For each additional pregnancy (N.gravidanze), the expected Peso increases on average by approximately 12.70 units, holding all other variables constant.
The coefficient for Fumatrici (-30.57) suggests a decrease in Peso for smokers, but this effect is not statistically significant (p = 0.268), so no firm conclusion can be drawn.
Each additional unit of Gestazione is associated with an average increase of about 32.64 units in Peso, controlling for other variables.

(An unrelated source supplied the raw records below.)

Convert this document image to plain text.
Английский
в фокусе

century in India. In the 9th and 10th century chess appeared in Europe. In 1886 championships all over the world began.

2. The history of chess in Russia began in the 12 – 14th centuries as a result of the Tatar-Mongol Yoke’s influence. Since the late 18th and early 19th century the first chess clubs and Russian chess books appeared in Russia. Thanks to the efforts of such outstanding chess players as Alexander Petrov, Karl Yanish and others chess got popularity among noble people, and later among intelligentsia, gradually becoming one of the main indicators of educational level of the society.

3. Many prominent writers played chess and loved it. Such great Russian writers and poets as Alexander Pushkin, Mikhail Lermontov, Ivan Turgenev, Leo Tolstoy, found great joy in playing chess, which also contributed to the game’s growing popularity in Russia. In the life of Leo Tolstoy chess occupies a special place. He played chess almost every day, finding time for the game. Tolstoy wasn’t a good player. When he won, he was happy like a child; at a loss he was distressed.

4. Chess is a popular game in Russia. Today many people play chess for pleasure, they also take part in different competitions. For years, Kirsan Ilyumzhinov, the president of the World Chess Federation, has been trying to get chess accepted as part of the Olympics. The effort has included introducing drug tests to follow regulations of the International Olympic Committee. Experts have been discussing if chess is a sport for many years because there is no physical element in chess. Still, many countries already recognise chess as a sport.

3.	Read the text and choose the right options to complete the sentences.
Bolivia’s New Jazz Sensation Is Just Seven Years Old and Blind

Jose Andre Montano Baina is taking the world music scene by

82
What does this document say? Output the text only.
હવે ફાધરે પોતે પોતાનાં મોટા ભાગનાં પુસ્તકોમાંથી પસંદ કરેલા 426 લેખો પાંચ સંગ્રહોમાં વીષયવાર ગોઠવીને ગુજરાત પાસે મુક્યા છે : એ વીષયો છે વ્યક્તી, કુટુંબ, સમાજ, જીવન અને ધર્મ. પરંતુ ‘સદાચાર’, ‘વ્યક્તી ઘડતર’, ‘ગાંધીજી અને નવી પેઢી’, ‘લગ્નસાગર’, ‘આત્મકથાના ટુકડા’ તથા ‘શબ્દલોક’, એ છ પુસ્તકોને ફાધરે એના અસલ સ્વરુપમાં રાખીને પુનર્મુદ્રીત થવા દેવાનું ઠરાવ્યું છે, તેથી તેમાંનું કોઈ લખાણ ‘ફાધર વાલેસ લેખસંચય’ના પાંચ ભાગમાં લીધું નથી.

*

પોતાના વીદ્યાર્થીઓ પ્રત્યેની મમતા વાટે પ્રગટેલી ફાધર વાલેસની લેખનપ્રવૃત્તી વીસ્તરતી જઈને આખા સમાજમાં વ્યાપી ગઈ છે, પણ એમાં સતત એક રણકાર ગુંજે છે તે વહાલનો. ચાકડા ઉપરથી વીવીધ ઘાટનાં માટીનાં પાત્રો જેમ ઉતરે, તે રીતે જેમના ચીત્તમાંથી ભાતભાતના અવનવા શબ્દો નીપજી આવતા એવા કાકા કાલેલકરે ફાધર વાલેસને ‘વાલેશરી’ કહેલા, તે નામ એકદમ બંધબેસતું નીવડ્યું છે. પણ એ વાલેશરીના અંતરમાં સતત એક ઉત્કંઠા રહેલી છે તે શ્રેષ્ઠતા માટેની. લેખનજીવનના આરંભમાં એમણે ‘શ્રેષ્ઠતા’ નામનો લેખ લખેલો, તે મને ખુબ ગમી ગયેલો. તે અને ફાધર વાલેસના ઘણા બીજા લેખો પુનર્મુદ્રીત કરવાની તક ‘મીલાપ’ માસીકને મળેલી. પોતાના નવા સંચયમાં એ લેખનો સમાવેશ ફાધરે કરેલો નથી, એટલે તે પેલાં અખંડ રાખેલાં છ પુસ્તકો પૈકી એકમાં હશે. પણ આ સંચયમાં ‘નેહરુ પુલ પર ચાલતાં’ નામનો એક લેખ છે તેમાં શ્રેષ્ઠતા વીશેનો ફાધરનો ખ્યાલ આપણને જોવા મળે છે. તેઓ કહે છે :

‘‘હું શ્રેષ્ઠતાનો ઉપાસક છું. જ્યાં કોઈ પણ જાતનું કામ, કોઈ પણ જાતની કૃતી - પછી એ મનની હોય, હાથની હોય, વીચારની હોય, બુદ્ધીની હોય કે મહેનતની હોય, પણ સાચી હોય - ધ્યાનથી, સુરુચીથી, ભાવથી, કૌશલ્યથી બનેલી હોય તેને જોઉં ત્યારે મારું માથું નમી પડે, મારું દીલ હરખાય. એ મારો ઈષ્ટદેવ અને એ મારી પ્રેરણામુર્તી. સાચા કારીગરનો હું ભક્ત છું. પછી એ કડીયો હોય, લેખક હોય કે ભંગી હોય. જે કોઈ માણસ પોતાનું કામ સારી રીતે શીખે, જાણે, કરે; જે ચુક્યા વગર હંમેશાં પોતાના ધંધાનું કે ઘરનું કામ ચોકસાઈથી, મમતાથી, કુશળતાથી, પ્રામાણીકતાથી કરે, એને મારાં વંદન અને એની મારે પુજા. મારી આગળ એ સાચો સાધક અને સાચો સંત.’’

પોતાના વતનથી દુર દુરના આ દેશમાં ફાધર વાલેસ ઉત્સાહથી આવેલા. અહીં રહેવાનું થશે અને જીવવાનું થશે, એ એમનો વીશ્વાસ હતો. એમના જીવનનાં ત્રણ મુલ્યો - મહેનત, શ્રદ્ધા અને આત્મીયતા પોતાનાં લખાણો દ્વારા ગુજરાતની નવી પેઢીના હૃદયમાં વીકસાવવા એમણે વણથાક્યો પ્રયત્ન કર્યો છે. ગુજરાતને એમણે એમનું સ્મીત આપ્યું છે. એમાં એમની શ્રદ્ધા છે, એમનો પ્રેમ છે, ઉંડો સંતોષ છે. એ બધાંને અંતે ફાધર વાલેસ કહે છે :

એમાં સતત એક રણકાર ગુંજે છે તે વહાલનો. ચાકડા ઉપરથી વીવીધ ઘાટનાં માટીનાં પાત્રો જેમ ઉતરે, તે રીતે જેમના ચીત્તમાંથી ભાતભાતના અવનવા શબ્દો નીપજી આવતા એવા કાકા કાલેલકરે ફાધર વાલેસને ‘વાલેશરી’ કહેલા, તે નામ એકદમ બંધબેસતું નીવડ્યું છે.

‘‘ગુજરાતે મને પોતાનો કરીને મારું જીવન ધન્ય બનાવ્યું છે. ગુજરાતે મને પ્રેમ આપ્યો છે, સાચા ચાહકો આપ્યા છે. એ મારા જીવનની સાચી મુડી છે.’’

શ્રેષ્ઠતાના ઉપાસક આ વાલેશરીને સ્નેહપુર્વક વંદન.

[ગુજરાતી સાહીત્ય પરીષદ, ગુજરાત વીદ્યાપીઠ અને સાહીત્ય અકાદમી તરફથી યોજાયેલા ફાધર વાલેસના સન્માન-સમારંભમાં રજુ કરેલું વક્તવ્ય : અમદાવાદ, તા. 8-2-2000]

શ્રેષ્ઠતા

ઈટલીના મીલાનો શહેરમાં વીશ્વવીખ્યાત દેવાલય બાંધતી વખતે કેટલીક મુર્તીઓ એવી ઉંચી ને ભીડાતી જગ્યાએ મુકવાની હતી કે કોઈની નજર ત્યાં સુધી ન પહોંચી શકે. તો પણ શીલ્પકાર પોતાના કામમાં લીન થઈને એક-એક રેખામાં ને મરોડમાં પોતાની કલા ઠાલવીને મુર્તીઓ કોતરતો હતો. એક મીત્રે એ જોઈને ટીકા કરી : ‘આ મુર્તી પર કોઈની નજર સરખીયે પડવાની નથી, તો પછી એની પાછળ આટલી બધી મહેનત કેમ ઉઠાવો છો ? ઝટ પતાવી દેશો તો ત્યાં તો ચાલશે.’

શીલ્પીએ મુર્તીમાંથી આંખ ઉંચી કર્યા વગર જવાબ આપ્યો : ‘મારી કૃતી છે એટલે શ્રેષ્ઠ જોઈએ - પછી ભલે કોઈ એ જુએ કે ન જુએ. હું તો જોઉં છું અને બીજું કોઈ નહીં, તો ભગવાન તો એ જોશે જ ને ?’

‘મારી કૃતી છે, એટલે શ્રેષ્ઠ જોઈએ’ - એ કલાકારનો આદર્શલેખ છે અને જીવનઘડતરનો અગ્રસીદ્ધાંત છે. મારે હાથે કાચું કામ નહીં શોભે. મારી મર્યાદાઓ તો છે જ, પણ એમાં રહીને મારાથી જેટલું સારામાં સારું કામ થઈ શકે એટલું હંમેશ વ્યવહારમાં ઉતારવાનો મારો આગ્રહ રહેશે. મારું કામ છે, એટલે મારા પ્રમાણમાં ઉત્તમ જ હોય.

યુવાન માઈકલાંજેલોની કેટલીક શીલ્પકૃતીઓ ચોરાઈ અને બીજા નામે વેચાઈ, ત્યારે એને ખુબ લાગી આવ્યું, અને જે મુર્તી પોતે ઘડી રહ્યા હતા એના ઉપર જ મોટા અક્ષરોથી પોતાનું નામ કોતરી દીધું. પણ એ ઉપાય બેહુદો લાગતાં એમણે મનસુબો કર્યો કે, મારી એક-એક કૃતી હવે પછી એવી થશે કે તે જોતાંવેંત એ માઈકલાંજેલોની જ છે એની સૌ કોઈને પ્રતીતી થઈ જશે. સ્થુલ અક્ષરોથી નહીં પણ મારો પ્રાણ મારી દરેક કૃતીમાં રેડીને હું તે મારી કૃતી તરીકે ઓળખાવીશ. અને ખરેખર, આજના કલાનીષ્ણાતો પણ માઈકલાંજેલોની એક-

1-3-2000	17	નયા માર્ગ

Lunghezza has a positive effect, with an average increase of 10.23 units in Peso per unit increase in Lunghezza.
Cranio is also positively associated, with an average Peso increase of 10.54 units for each unit increase in Cranio.
The variable SessoM indicates that males have on average 78.16 units higher Peso compared to females, holding other factors constant.